In a graduate and continuing education context, we are often uploading lists of prospects who we know are inadmissible and excluding them from all advertising. 

In order to keep lists like this fresh, some platforms like LinkedIn offer a data integration to eliminate manual uploads and wait time while the platform matches your list.

3: Qualifying an Uploaded List

Many brands may buy or otherwise acquire large lists of potential customers from sources like a preparatory test (LSAT, GRE, GMAT), trade show, or conference. Rather than spraying and praying cold emails or phone calls, creating matched audience campaigns allows members of your large lists to engage with your ads and identify themselves as “warm” prospects.

This tactic also amplifies an email, outbound phone, or SMS text campaign to large lead lists by providing additional brand touch points, key messaging, and an overall warmer environment for outreach.

4: Incentivizing Seasonal or Return Purchases

We’ve spent some space discussing strategies for considered purchase industries, but if your brand focuses on seasonal sales or return customers, matched audiences can be useful for you too.

Upload everyone who bought last year, last quarter, or last month, depending on your particular brand, and incentivize them to buy again with a specific offer. This strategy can also be useful when wanting a customer to re-buy within the same season. For instance, destination hotel and resort clients at 5HD utilize vacation records from their customers to incentivize a second trip for those who visited early in the season.

5: Re-Engage Suspect or Long Term Nurture Lists

Everyone has junk leads. Folks who filled out your inquiry form then pretend they’ve never heard of you. Or maybe they ask a bunch of questions, suck up a ton of resources, and never convert. Or maybe someone was ready to buy, but something came up and they put the whole consideration on the back burner. 

Matched audiences give you the opportunity to reach back out to long-forgotten audiences with relevant messages that just might get them back into the active funnel.

We Lied…There Are 6:
Lookalike Audiences

This is a post about using matched audiences to better convert your database into paying and returning customers, but your data is also a gold mine for prospecting new leads.

By properly segmenting your data by prospects vs. suspects, new customers vs. returning, or by product or service line, you can create strong bases for creating lookalike audiences.
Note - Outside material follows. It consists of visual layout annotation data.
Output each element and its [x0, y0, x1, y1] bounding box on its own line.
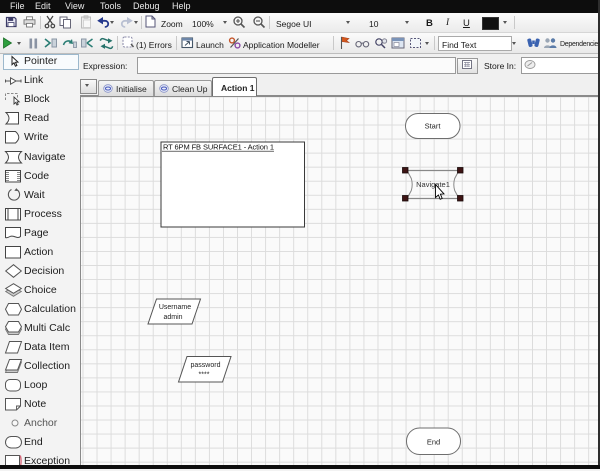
svg-text:****: **** — [199, 372, 210, 379]
svg-text:Username: Username — [159, 304, 191, 311]
svg-text:RT 6PM FB SURFACE1 - Action 1: RT 6PM FB SURFACE1 - Action 1 — [163, 143, 274, 152]
svg-text:End: End — [427, 438, 440, 447]
svg-text:password: password — [191, 362, 221, 369]
svg-text:admin: admin — [163, 314, 182, 321]
svg-text:Navigate1: Navigate1 — [416, 180, 450, 189]
svg-text:Start: Start — [425, 122, 442, 131]
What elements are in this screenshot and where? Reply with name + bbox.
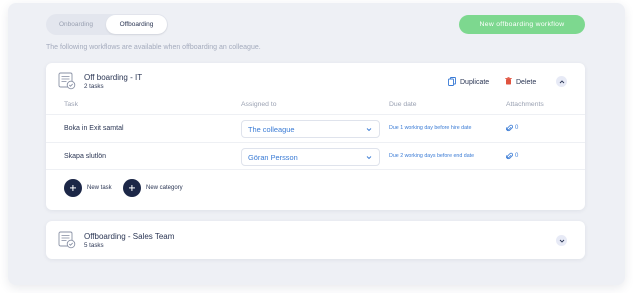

What are lookalikes you ask? Well, a lookalike audience is exactly what it sounds like. It’s a targeting algorithm that takes certain attributes about an audience you know to find other online users who have the same or very similar attributes.

Facebook/Instagram has a terrific lookalike algorithm that we’ve found effective for lead generation or interest campaigns. LinkedIn has a very limited product now, but promises a more robust offering sometime in 2019. Google Ads offers a “Similar Audiences” option on its display network that works similarly.

The Fine Print

So now you’re psyched to start leveraging matched audiences. Fantastic. But you should know the success of your matched audiences strategies rests singularly on the quality and quantity of your database.

Quality matters. Clean data is key because it helps accurately segment who gets what message. With a clean, robust CRM, using matched audiences will be a cinch. With a rat’s nest of incomplete, incongruous records that the sales team has promised to clean up some day, you won’t see the same results. Devote time to examine your data collection process and clean it up. Again, the cleaner the data, the more relevant the targeting and messaging can be.

Quantity matters. Small data sets are very difficult to scale. Optimally, you’d have 5,000+ records in any segment where you’re trying to use matched audiences. This is due, in part, to data minimums. For example, LinkedIn requires a 300-match minimum to run Sponsored Content or InMail ads. But mostly if there aren’t enough people in your pool, you won’t be able to serve enough impressions to be effective. This is a low-cost media tactic that requires time and effort, so you want to make sure there’s enough scale to justify the labor cost.

Now go forth and match your audiences, have more relevant conversations with your leads and customers, and grow your revenue. Good luck!